療養中の患者が家族や友人と連絡を取るには手紙が一番だ。ヒューゴーの案のレターセットや色紙をサナトリウムで取り入れるから、よろしく頼むねと言われて、ヒューゴーが目を丸くした。
「え、そうなのか?」
「ねえ、ヒューゴーと姉上って、ちゃんと情報共有してるの?
式の準備で大忙しにしても、話し合うのは大事だよ」
義弟予定に諭されて、ヒューゴーは気まずげに頷いた。
「あら、ヒューゴーには言ってなかったかしら?」
シャーリーが可愛らしく首を傾げている。
可愛い顔してもダメだぞ、と心の中でだけ呟いて、ヒューゴーも首を傾げた。
「聞いてないよ。どういうことなんだ?」
「あら、やだ。お父様たちには連絡済みだったから、ヒューゴーにもつい伝えたつもりになっていたわ。ごめんなさい。
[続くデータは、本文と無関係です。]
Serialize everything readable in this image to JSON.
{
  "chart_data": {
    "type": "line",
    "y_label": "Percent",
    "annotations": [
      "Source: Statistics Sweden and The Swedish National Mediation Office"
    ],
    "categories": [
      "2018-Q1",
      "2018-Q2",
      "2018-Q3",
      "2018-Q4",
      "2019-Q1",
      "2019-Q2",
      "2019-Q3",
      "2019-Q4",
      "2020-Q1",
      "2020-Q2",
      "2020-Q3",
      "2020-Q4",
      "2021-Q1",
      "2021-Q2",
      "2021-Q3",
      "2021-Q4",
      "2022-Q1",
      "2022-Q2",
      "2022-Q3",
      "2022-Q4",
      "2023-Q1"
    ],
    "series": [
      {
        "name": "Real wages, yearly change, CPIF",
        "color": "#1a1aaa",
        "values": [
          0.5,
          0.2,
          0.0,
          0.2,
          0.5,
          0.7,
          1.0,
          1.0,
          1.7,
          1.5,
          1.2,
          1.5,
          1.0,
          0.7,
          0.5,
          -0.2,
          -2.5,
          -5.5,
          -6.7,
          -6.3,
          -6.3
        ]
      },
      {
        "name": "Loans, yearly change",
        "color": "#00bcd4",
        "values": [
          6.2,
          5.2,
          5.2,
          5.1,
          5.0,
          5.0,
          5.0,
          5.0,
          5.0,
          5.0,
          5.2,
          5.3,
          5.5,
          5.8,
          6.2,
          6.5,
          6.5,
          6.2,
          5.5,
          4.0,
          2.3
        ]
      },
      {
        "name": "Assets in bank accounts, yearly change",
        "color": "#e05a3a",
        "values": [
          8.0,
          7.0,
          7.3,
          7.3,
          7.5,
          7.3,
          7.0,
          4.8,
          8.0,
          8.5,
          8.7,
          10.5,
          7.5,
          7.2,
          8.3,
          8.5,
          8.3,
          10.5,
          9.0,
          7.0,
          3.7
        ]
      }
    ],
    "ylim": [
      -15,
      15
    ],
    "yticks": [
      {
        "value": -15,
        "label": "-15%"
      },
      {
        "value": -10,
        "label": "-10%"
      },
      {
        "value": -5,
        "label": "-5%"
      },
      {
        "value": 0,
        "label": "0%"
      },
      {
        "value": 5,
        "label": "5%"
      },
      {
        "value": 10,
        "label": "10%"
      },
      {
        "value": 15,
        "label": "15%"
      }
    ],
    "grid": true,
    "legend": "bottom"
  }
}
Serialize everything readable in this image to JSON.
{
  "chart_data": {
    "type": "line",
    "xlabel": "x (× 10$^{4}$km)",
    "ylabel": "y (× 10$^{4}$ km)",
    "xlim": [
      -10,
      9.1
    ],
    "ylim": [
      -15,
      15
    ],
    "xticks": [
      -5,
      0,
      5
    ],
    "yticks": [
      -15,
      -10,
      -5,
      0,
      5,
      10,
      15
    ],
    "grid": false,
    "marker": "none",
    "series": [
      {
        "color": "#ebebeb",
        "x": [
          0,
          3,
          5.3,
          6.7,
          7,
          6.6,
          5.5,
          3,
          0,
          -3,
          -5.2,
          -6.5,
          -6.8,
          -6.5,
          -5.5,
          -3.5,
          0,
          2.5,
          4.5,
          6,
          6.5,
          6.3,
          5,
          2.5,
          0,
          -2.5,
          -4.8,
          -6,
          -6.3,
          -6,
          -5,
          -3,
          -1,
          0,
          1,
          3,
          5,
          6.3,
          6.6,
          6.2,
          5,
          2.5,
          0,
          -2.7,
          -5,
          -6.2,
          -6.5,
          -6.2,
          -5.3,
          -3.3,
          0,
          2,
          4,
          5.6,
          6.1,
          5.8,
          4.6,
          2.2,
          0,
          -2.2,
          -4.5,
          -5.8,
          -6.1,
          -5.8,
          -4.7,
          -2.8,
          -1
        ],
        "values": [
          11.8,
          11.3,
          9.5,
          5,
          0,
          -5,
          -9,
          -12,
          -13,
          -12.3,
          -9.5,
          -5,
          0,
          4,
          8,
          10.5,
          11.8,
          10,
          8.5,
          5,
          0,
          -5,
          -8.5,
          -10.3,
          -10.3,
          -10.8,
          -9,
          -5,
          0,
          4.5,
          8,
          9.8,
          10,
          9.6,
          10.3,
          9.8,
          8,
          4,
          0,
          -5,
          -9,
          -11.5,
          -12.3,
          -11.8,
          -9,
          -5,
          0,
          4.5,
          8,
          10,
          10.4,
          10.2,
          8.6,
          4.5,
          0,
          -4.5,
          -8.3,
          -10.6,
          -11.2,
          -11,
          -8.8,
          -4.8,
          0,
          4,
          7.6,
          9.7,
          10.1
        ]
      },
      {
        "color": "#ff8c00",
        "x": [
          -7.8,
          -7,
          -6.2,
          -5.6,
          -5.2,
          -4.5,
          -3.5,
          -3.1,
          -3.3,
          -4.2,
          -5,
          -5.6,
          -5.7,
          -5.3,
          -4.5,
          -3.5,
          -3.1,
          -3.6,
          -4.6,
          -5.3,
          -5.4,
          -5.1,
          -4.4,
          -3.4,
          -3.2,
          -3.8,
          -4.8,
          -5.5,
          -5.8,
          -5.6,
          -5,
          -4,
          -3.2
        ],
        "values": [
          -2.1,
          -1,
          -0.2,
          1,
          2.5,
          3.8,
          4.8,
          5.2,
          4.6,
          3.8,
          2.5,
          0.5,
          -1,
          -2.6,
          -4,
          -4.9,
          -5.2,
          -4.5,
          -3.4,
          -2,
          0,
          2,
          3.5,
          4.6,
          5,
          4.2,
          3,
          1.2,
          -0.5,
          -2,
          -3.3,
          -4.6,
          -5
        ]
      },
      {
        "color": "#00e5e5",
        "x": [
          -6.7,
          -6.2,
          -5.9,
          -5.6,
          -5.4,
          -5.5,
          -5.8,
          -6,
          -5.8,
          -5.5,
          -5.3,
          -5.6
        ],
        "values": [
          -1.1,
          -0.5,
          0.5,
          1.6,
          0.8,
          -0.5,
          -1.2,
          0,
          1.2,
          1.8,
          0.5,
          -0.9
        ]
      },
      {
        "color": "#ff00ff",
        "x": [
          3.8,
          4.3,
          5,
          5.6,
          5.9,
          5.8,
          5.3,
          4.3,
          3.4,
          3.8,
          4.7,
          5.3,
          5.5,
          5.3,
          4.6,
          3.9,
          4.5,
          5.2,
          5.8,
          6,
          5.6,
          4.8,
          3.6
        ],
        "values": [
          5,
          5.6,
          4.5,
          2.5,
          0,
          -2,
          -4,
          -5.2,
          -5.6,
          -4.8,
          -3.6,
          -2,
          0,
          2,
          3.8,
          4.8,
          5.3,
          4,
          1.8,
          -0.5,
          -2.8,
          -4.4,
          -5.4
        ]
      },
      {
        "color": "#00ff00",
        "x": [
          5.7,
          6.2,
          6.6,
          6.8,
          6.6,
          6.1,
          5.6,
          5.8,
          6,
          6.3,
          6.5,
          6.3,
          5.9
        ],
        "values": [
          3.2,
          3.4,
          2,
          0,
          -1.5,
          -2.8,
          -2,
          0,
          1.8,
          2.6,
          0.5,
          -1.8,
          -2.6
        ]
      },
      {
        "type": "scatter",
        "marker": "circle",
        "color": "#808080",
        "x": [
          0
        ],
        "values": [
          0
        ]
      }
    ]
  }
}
サナトリウムの発展がスタンたちの将来に関わってくるでしょう?
療養効果を高めるだけでなく、他にも一押し何か欲しいと思っていたの。療養生活で患者の心の支えが手紙のやり取りだと聞いて、ヒューゴーが扱っている商品がぴったりだって思ったわ。
それに草木染めは衣類に使うには薄すぎるというけど、ハンカチやタオルなど身近な小物にはちょうどいいのよ。
患者さんにアンケートをとったら、『白一色は味気ない、淡色のほうが落ちつく』という意見が多かったから、お試しで草木染めの商品を扱ってもらえる話になったの。
両親はまだまだ現役で当主業をこなせるって張り切っているし、ヒューゴーにはこれまでのノウハウをサナトリウムで発揮してもらうつもりだったのよ」
珍しくシャーリーがしゅんとなって落ち込んでいた。
「ヒューゴーが商人として頑張っていたのはよく知っているし、今までの経験と知識を活かしてもらおうと思っていたのに、伝達ミスするなんて・・・。
あーあ、情けない。商人の妻としては不甲斐ないわね」
「え、商人の妻って。シャーリーは男爵を継ぐだろ?」
「ヒューゴーは男爵になるわたしを支えてくれるのだから、ヒューゴーの妻になるわたしが貴方の願いを手助けするのは当然でしょ?」
ヒューゴーはぐっと言葉に詰まった。
シャーリーとの婚姻で手放したと思った道がまだあるなんて思いもしなかった。友人時代のように対等でいてくれる最愛の人に泣かされそうだ。
シャーリーはふふっと微笑んだ。
「スタンもわたしもヒューゴーを頼りにしているんだから、これくらいで泣いたりしないでよ?」
「あ、当たり前だ。ちょっと、目にゴミが入った、だけだよ」
ヒューゴーは乱暴に目を拭って、任せておけと力強く請け負った。